Published: 03:07 4 March 2026
Currently, more than one billion people worldwide are living with obesity, including nearly 400 million children and adolescents. If current trends continue, experts warn that by 2035, half of the world’s population could be overweight or obese. Each year, approximately 1.7 million premature deaths are linked to obesity-related noncommunicable diseases.
In this context, World Obesity Day is observed globally on March 4. The 2026 theme emphasizes the urgency of prevention and collective responsibility in addressing this growing health crisis.
Health experts stress that obesity is not merely a cosmetic concern; it is a chronic, complex, and treatable disease.
Is Your Weight Within a Healthy Range?
A simple way to assess whether your weight is healthy is by calculating your Body Mass Index (BMI).
Formula:
Weight (kg) ÷ [Height (meters)]²
BMI Classification (International Standard)
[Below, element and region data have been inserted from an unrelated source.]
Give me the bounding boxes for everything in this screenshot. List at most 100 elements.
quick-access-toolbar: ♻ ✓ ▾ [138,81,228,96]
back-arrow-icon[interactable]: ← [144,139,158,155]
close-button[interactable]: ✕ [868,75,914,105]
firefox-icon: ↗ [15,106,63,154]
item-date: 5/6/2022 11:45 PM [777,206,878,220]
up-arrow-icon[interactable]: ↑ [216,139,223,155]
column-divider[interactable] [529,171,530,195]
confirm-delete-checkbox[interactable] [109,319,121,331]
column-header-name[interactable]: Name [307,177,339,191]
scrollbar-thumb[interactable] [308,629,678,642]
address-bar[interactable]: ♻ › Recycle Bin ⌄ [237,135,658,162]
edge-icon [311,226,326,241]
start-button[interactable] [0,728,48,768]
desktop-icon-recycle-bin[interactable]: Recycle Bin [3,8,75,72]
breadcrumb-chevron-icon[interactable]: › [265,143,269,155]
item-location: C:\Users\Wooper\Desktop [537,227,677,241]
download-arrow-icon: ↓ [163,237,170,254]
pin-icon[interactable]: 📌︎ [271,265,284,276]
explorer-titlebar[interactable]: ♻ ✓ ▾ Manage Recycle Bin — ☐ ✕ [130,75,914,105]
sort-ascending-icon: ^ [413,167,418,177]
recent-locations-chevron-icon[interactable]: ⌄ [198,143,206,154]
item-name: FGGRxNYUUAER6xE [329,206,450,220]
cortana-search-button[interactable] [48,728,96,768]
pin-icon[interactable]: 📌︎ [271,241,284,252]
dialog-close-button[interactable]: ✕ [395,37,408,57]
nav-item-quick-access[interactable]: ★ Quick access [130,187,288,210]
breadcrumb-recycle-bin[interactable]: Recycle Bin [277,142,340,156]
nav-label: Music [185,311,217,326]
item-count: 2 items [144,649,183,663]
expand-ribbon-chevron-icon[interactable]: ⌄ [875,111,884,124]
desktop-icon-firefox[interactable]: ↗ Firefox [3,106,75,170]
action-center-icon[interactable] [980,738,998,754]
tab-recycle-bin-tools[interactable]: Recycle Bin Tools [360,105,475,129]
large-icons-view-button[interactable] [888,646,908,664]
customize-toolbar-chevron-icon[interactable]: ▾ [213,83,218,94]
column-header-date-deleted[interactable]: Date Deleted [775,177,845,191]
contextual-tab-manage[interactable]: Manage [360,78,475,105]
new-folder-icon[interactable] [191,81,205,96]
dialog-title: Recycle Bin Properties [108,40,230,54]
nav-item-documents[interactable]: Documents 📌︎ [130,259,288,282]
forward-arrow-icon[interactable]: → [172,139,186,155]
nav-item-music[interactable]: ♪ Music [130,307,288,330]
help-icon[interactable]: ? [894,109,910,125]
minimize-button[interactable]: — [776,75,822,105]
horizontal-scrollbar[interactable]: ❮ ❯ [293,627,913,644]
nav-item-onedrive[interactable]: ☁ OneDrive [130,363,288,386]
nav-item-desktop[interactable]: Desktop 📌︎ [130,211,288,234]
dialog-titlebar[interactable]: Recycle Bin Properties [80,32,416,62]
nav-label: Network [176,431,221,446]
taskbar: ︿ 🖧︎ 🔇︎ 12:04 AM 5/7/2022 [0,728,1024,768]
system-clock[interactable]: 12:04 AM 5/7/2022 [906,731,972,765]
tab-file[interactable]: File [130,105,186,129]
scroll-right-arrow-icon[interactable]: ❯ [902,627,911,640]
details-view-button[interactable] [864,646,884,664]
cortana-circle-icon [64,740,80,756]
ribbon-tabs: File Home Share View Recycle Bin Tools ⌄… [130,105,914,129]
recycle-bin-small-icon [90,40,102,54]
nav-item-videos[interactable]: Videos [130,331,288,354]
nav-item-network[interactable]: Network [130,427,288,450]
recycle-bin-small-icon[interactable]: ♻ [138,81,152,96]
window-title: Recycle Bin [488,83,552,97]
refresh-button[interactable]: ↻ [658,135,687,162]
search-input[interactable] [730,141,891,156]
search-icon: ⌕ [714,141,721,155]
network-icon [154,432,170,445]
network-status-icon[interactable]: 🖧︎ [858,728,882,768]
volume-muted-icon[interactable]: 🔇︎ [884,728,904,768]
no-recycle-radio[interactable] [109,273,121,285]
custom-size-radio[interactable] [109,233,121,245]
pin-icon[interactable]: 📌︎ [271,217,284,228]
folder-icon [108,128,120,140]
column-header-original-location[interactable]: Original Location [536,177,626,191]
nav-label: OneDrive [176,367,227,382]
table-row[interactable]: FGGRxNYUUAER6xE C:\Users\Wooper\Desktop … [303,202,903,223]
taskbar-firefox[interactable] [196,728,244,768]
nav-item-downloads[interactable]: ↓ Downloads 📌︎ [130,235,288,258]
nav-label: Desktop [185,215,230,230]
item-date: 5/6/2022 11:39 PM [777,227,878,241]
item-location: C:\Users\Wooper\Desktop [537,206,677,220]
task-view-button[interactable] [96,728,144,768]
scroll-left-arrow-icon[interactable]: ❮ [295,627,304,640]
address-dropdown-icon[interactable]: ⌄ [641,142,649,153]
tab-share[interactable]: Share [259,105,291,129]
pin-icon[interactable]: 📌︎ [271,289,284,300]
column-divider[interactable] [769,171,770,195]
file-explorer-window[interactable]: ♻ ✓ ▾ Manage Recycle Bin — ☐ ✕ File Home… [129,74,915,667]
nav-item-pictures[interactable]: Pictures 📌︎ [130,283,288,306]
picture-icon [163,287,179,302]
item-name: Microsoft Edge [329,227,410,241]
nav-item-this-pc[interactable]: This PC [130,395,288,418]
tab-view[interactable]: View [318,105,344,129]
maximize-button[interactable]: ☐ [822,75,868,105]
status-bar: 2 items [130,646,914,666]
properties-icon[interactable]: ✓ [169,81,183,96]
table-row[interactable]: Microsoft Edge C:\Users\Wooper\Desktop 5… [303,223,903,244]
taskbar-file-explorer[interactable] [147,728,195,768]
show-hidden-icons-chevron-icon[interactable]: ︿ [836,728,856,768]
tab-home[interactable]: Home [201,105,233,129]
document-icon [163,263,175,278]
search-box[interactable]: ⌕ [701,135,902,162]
- 25 or above → Overweight
- 30 or above → Obesity
- 40 or above → Severe obesity
For Asian Populations
- 23 or above → Overweight
- 27 or above → Obesity
Waist circumference is also an important indicator. Health risks increase when waist size exceeds 90 cm for men and 80 cm for women.
Why Is Obesity Dangerous?
Obesity is linked to more than 400 medical conditions, including:
- Type 2 diabetes
- High blood pressure
- Heart disease and stroke
- Fatty liver disease
- Kidney disease
- Infertility
- Certain cancers
- Mental health disorders
Obesity affects nearly every organ system and significantly increases long-term health risks.
Six Essential Steps to Prevent Obesity
According to the Bangladesh Endocrine Society, adopting six daily habits can significantly reduce the risk of obesity:
1. Eliminate Sugary Drinks
Soft drinks, energy drinks, and packaged juices contain high levels of added sugar and excess calories. Replace them with water or unsweetened beverages.
2. Engage in at Least One Hour of Physical Activity Daily
Walking, jogging, cycling, swimming, or sports can help maintain a healthy weight. Adults should aim for 150–300 minutes of moderate-intensity exercise per week.
3. Limit Screen Time to Under Two Hours
Excessive screen time promotes sedentary behavior. Take short activity breaks every 30 minutes.
4. Eat Three Balanced Meals a Day
Include appropriate portions of carbohydrates, adequate protein, healthy fats, and fiber-rich vegetables. Avoid excessive fried and processed foods.
5. Consume Fruits and Vegetables Five Times Daily
Fruits and vegetables provide essential vitamins, minerals, and fiber that support weight control and overall health.
6. Get at Least Six Hours of Sleep
Lack of sleep disrupts hormonal balance, increases appetite, and contributes to weight gain. Adults should ideally aim for 7–8 hours of sleep per night.
Treatment and Awareness
Many crash diets, herbal remedies, and quick-fix solutions promoted on social media are not scientifically proven and may be harmful. Evidence-based obesity management includes:
- Lifestyle modification
- Structured nutritional planning
- Regular physical activity
- Medications or surgery when necessary, under specialist supervision
Final Message
Obesity is not a matter of appearance or personal failure; it is a medical condition that requires awareness, prevention, and proper treatment. Through informed choices, consistent healthy habits, and professional guidance when needed, obesity can be prevented and managed effectively.
On World Obesity Day, let this be a commitment to better health for individuals, families, and future generations.